Die Telepharmazie (hier im engeren Sinne verstanden als pharmazeutische Beratung per Videotelefonie) bietet eine große Chance, dem abzuhelfen. Hilfreich dabei ist der aktuell von der Bundesregierung geplante flächendeckende Ausbau des Breitbandnetzes, der insbesondere auch auf dem Land eine schnelle Datenübertragung gewährleisten soll.

Aber auch in urbanen, „durchdigitalisierten“ Regionen sind gesundheitsrelevante Online-Services ein Thema. Gerade junge Großstädter erwarten heute individualisierte Dienstleistungen online und rund um die Uhr.

Damit sich Arzt und Apotheker auch im Netz ergänzen

Immer mehr Patienten vertrauen im haus- und fachärztlichen Bereich auf die Telemedizin, die durch die Coronakrise (nicht nur) in Deutschland nochmals Auftrieb erhalten hat. Dass auch pharmazeutische Dienstleistungen telemedial angeboten werden, ist da nur eine logische Konsequenz: Die Telepharmazie kann ebenfalls einen Mehrwert für die Patienten- und Arzneimitteltherapiesicherheit (AMTS) generieren und als Ergänzung zum bestehenden Service verstanden werden.

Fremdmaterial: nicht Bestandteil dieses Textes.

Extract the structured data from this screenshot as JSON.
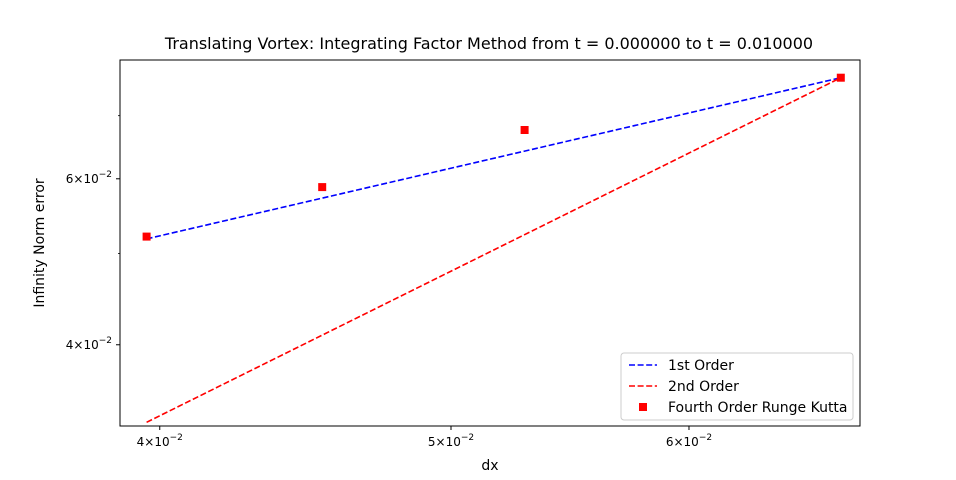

Ein positiver Nebeneffekt in Pandemiezeiten: Mit der telepharmazeutischen Beratung lässt sich der Publikumsverkehr in der Offizin reduzieren – zum Schutz von Apothekenpersonal und Patienten.

Den Versendern nicht das Feld überlassen

DocMorris bietet schon seit längerer Zeit Online-Beratungen an. Von Montag bis Freitag kann man zwischen 8 bis 20 Uhr per Mausklick mit geschultem Fachpersonal auch per Video chatten. Im Gespräch nimmt DocMorris Over-the-Counter (OTC)-Bestellungen direkt auf und versendet die Ware im Anschluss. Verschreibungspflichtige Medikamente werden ebenfalls verschickt – das Rezept muss derzeit noch im Original per Post zu DocMorris gelangen. Diese Hürde dürfte mit der Einführung des E-Rezeptes fallen. Experten erwarten, dass Online-Apotheken dann verstärkt mit dem Angebot werben werden, auch telepharmazeutisch rund ums Rezept zu beraten.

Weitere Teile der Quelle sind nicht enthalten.